This problem can be reformulated into the minimum vertex cover problem on a bipartite graph.

Consider a graph: vertices are rows (one part) and columns (the other part). There is an edge between vertices row and col if and only if the corresponding cell (row, col) is evil.

Our problem is now to find a set of vertices having minimal possible size such that each edge (former cell) of our graph has at least one vertex in our set (row or column).

According to Koenig's Theorem, we can find the maximum matching in our bipartite graph and then mark exactly one vertex of each edge of the matching so that the resulting set of vertices covers the graph in the above sense. In particular, the size of the maximum matching is equal to the size of the minimum vertex cover.

Answer 2

In order to answer to both 1) and 2), I would go with the following approach, assuming N or M are small (say <= 25).

Brute force on the set of rows/columns (whichever is smaller) selected and check the corresponding cost adding columns/rows to cover everything.

Lets say N <= M, there are 2^N sets of rows and we process the whole matrix for each one of them. This approach runs in O(2^N * N * M).

#define CONTAINS(mask, bit) (mask & (1 << bit))
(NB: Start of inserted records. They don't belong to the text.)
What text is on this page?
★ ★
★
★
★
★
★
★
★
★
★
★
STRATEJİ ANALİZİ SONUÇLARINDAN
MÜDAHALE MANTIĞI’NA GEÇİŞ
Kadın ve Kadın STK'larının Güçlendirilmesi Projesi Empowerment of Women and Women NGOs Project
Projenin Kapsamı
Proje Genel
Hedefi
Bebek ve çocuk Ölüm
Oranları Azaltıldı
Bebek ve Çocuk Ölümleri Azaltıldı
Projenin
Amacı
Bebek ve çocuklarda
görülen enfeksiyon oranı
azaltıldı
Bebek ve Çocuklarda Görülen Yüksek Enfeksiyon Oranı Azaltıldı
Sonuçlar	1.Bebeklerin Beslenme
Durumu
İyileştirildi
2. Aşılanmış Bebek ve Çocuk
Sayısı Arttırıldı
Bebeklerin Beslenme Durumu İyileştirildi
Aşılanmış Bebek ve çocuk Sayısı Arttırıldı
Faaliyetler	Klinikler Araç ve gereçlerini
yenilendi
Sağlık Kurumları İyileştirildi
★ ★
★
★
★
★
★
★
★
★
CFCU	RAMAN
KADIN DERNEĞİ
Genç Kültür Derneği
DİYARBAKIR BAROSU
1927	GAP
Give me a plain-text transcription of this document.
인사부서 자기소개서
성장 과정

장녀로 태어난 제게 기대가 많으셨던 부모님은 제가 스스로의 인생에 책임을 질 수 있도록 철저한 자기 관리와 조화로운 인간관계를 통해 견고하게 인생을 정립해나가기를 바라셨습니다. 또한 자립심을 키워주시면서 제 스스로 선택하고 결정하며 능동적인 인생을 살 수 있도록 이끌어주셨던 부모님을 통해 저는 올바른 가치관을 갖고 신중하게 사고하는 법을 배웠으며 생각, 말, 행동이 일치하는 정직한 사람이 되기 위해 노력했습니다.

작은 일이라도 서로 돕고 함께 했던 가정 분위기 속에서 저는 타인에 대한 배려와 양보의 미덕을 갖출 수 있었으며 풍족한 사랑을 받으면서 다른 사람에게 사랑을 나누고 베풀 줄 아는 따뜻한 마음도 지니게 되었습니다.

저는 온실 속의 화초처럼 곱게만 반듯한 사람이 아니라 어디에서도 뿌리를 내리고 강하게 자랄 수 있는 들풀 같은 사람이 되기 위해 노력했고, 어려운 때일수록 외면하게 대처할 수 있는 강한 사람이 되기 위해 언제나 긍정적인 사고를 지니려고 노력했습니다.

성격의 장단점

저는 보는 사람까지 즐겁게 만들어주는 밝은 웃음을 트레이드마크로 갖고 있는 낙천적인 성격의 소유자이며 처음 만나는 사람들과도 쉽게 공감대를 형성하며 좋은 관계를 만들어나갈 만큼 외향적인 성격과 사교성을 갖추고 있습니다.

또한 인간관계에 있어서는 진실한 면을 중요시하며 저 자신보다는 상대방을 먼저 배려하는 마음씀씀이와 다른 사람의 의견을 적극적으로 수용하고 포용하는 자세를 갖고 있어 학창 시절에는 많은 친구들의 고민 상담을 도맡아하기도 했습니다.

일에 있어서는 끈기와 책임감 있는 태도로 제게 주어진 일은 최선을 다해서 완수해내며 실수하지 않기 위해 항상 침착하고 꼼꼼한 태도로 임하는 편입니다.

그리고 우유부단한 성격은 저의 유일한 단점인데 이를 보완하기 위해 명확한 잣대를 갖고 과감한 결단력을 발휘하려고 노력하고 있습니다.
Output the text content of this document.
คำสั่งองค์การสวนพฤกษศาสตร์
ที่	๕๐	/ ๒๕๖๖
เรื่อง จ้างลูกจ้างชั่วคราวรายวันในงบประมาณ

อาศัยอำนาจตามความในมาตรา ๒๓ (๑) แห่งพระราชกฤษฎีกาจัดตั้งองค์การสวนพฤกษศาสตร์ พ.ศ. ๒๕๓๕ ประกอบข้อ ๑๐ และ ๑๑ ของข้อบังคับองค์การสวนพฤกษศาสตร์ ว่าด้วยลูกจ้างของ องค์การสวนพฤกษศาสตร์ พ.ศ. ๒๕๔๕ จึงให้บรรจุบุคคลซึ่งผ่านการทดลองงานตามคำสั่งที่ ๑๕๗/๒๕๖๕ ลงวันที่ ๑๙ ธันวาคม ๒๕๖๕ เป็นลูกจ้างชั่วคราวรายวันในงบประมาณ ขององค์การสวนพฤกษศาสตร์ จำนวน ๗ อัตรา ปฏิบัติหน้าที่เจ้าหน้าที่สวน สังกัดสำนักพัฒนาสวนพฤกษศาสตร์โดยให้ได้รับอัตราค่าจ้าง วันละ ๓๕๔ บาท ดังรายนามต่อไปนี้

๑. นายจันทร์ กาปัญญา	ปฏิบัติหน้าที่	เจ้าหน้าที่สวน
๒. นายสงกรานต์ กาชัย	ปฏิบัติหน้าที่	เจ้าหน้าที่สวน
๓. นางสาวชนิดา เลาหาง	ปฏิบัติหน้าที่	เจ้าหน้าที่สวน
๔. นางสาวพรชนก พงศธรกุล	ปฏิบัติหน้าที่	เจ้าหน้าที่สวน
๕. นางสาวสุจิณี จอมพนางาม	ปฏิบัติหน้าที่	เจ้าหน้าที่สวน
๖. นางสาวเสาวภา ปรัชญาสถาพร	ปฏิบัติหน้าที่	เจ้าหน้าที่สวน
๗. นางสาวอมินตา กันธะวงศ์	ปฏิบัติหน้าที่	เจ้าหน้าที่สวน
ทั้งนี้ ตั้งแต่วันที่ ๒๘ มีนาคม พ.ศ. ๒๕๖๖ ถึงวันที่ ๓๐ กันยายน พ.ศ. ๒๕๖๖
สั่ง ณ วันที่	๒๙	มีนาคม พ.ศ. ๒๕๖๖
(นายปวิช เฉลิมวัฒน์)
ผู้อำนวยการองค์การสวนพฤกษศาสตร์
void Solve(int matrix[MAX][MAX], int N, int M) {
    vector<int> best;
    int i, j, best_good_cells;
    for (int rows_mask = 0; rows_mask < (1 << N); rows_mask++) {
        vector<int> lasers;
        int good_cells = 0;
        for (j = 0; j < M; j++) {
            bool add_column = false;
            int good = 0;
            for (i = 0; i < N; i++)
                if (!CONTAINS(rows_mask, i)) {
                    if (matrix[i][j] == 0)
                        good++;
                    else
                        add_column = true;
                }
            if (add_column) {
                lasers.push_back(j);
                good_cells += good;
            }
        }
        for (i = 0; i < N; i++)
            if (CONTAINS(rows_mask, i))
                lasers.push_back(M+i);
        if (best.size() == 0 ||
                best.size() > lasers.size() ||
                (best.size()==lasers.size() && good_cells < best_good_cells)){
            best = lasers;
            best_good_cells = good_cells;
        }
    }
    cout << "Select lasers:";
    for (auto i: best)
        cout << " " << i+1;
    cout << endl;
}